Early adulthood is traditionally seen as a phase when people start to live independently. However, the new normal for many young adults nowadays is to shelve their housing plans first to pursue other life goals like education and career, according to a new study by Australian Housing and Urban Research Institute (AHURI).
Only 17% of emerging adults aged 18-24 lived independently in 2015 to 2016, while around two in three lived with their parents, the AHURI study said, citing figures from the Australian Bureau of Statistics.
This trend was also apparent in higher age groups — around a third of Australians aged 25-34 (early adults) remained or moved back with their parents while some lived in shared housing.
"As house prices and rents have risen ahead of incomes, it is taking longer for young adults to create their own independent and secure households, and for some, it is not attainable in the foreseeable future," said Swinburne University's Sharon Parkinson, one of the lead authors of the study.
Is homeownership still possible for young Aussies?
Seeing homeownership as an ideal situation intensified with age. In a survey, 60% of emerging adults said homeownership was still the goal. This proportion increased to 70% amongst early adults.
"The ideal homeownership was lower at 61% for those still living in the family home by early adulthood compared with higher-income couples living independently (at) 80%," Parkinson said.
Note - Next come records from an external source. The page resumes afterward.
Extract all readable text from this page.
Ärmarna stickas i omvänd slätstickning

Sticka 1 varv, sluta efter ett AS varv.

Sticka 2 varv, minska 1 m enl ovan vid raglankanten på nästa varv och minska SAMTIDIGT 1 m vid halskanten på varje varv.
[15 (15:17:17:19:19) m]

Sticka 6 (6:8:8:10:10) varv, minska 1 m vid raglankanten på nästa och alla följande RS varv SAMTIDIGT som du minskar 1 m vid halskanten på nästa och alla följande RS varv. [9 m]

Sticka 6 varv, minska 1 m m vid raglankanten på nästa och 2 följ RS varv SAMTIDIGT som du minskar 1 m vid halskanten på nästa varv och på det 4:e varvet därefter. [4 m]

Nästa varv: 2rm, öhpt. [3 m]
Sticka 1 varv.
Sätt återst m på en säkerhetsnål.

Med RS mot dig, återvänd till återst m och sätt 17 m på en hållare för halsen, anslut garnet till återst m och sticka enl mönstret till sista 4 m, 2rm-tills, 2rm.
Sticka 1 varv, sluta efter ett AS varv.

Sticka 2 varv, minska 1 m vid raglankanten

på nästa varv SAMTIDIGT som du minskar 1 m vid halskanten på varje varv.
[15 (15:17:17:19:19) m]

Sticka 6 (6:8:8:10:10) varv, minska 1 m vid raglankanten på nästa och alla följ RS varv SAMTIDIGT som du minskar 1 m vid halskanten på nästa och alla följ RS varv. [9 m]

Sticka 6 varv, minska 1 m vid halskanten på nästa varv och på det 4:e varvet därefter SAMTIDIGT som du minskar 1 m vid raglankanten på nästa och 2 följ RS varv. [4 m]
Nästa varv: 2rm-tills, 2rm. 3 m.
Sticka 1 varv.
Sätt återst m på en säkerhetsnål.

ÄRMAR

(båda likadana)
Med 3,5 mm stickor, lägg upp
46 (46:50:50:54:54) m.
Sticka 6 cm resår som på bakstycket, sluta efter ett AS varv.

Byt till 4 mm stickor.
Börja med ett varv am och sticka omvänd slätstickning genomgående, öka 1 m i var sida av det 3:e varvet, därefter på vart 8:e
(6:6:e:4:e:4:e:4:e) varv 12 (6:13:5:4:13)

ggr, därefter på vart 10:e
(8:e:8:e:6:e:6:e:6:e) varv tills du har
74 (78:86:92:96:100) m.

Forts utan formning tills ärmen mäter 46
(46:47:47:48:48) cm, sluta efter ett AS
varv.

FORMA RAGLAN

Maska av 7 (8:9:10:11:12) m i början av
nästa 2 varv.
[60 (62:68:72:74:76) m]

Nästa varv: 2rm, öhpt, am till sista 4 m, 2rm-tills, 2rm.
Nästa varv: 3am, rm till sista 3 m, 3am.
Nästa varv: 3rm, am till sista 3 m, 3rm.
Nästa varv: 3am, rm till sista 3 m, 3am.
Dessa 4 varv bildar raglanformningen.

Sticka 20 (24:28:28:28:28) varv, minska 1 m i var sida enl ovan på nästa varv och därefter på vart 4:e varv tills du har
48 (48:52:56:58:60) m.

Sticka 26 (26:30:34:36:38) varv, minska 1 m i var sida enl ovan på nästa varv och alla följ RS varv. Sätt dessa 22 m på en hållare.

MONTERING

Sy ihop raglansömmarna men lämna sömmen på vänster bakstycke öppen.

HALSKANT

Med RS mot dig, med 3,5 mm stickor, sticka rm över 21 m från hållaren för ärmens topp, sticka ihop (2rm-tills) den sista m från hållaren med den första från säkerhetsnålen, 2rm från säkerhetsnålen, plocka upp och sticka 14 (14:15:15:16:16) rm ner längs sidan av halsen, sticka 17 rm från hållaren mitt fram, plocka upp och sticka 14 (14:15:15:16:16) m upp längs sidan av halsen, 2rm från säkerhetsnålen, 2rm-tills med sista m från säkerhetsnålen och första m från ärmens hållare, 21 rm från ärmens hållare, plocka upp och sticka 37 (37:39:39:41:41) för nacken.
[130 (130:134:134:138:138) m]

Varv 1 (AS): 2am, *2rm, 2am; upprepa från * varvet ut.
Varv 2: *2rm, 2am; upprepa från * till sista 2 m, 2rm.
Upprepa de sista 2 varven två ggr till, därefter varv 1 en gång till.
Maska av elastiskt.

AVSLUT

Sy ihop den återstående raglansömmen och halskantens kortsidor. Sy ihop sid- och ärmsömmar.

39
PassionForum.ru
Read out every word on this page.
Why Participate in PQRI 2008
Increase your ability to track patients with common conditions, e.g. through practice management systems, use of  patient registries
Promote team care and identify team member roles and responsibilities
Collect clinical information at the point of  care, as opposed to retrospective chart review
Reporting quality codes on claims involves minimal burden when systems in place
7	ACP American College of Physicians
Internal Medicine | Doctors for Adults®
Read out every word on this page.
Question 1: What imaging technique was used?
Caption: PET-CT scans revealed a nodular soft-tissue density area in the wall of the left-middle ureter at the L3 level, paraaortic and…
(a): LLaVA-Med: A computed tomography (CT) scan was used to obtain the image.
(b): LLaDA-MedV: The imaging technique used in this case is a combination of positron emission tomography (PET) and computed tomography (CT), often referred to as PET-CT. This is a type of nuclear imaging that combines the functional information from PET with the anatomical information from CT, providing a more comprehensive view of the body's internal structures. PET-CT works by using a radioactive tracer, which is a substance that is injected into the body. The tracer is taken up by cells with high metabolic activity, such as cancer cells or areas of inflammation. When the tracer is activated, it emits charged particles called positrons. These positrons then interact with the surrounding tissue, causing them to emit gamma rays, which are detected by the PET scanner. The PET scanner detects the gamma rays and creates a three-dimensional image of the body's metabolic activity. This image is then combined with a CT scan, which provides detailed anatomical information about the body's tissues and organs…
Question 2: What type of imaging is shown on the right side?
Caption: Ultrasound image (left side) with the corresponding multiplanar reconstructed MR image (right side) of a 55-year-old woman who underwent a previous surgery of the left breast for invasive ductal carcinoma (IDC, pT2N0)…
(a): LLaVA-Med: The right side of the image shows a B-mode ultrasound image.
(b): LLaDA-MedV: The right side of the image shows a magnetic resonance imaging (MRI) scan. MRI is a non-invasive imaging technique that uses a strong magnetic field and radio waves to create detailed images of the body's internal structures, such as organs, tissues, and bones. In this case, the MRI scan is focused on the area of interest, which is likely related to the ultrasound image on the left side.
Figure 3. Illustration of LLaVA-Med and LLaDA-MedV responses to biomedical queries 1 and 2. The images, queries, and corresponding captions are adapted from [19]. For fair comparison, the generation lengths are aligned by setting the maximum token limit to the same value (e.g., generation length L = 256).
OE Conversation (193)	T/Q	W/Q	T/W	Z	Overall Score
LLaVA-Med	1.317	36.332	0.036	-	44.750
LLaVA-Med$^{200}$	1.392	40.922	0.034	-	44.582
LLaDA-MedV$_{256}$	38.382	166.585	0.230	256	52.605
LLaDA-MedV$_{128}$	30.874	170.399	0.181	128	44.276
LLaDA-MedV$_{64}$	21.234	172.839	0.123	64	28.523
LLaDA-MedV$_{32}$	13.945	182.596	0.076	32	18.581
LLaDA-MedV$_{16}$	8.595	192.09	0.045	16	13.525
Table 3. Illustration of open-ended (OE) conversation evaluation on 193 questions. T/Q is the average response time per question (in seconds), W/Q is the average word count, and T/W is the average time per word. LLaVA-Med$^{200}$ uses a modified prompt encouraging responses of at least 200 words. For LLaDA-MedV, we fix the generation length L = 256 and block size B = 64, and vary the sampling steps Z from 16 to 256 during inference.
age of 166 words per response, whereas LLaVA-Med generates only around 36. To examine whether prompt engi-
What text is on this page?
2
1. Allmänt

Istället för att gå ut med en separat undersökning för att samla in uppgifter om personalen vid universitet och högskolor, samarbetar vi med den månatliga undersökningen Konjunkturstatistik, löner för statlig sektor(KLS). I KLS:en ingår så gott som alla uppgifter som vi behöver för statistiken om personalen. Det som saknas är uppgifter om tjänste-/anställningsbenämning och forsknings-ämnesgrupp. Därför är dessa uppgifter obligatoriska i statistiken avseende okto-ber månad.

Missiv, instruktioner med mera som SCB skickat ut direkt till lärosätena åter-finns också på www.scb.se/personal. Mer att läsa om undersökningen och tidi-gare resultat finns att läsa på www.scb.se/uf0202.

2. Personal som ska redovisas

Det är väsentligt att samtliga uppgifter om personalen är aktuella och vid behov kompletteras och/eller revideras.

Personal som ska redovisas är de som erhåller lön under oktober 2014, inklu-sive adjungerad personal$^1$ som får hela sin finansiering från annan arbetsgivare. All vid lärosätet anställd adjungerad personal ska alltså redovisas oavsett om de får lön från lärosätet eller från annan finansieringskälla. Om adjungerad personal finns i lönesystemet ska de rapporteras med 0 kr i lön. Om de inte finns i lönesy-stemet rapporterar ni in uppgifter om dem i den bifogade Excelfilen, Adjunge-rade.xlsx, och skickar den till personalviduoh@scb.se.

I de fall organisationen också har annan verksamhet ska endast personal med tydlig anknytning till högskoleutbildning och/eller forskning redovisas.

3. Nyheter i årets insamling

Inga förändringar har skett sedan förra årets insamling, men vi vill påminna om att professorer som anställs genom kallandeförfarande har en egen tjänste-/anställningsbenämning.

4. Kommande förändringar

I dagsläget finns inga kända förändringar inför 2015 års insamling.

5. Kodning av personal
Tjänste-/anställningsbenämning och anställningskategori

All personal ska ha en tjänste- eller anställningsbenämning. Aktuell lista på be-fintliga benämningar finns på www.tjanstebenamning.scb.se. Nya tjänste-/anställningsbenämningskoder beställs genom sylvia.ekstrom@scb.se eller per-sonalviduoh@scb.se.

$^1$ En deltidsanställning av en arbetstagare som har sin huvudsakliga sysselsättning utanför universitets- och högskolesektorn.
Despite rising housing costs, many young adults still believed homeownership was attainable. Overall, one in three said they would be purchasing a home within the next five years. Another third said they would buy over the next five to 10 years.
"We found that many emerging adults had a 'blind optimism' that they would be able to achieve their housing aspirations despite not actively planning for their housing future," Parkinson said.
Education as a marker of possible homeownership
The study also found that educational status has become a key marker of whether homeownership is considered possible, with two-thirds of households with a tertiary-educated member believing they could buy a house within five years.
On the other hand, only a little over a third of those who finished Year 12 believed they could attain homeownership. This proportion further decreased to less than a quarter for those who completed Year 11 and below.
The ideal housing for young adults
The study also indicated the ideal housing condition for these young adults. It found that preference for apartment-living actually deteriorated with age.
In fact, only 34% of emerging adults planned to live in an apartment. This rate went down to 21% amongst the early adult population.
"Young adults also want more space. The largest share of both emerging and early adults indicated that a four-bedroom house is ideal. This compares to just 20% of those over 55 years of age who wanted four or more bedrooms," Parkinson said.
Will the first-home owner deposit help close the housing gap?
Parkinson said factors such as the affordability of the housing market, sluggish income growth, and employment insecurity are making it a struggle for emerging and early adults to achieve longer-term housing aspirations.
"Housing policy needs to become more realistic about the housing futures of young Australians. Achieving both short- and longer-term aspirations requires new policy frameworks that can enable young people to move towards attaining secure independence," she said.
Parkinson believes that the government's plan to help first-home buyers break into the market by lowering the required deposit amount could be a step towards achieving affordability.
"But before young people even contemplate homeownership they need greater support in making key life transitions, such as from education to work, via more continuous and integrated packages of housing assistance," she said.